Pois bem. Quando o acidente de trabalho é resultado de um dano ambiental, o entendimento pacífico aponta para a responsabilidade civil objetiva do empregador, com esteio nos art. 225, § 3º c/c art. 200, VII e art. 14, § 1º da Lei n. 6.938/8110; quando o infortúnio, por sua vez, é considerado em sua individualidade, também a responsabilidade civil objetiva passa a ser levada em consideração, mas com base nos dispositivos legais a serem analisados nos tópicos que seguem.

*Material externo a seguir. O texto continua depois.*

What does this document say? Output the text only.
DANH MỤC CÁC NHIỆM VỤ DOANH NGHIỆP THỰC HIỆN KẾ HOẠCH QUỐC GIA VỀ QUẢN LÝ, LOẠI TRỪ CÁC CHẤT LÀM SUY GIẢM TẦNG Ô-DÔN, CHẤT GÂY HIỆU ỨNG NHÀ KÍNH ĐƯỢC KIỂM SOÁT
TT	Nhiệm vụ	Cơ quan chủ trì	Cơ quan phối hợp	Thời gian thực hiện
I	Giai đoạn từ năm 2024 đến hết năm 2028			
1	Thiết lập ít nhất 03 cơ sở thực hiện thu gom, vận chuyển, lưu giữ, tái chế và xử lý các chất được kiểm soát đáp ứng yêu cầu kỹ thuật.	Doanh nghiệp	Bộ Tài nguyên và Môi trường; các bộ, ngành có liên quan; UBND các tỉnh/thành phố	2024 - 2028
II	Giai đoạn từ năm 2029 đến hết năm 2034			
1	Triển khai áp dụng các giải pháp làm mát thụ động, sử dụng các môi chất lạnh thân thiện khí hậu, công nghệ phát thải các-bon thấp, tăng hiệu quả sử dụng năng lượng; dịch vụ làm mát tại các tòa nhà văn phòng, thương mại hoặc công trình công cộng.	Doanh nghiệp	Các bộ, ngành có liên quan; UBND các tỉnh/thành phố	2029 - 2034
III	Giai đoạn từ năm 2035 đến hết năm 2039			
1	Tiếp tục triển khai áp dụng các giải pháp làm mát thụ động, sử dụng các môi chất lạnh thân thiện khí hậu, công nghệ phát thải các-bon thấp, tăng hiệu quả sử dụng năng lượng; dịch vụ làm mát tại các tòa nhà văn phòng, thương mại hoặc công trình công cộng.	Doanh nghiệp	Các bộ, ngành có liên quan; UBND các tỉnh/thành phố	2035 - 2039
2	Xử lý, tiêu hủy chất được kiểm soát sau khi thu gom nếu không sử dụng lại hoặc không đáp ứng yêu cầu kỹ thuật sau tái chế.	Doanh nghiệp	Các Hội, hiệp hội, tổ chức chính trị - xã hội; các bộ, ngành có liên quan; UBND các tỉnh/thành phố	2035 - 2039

3.1. Responsabilidade civil objetiva do art 927, parágrafo único do CC/2002

Com fundamento legal no art. 927, parágrafo único do CC/2002, de aplicação supletiva ao disposto no art. 7º, inc. XXVIII da Carta Maior11, a doutrina majoritária adota um posicionamento misto ou eclético, ao admitir a coexistência das teorias subjetiva, como regra geral, e objetiva - de invocação excepcional -, aplicável apenas quando o acidente de trabalho verificar-se em atividade de risco mais acentuado em relação aos da coletividade.

Na seara trabalhista, o emprego do art. 927, parágrafo único, do CC/2002 encontra permissão no art. 8º, parágrafo único, da Consolidação das Leis do Trabalho, que admite o direito comum como fonte subsidiária do Direito do Trabalho, na medida em que não seja incompatível com seus princípios fundamentais12.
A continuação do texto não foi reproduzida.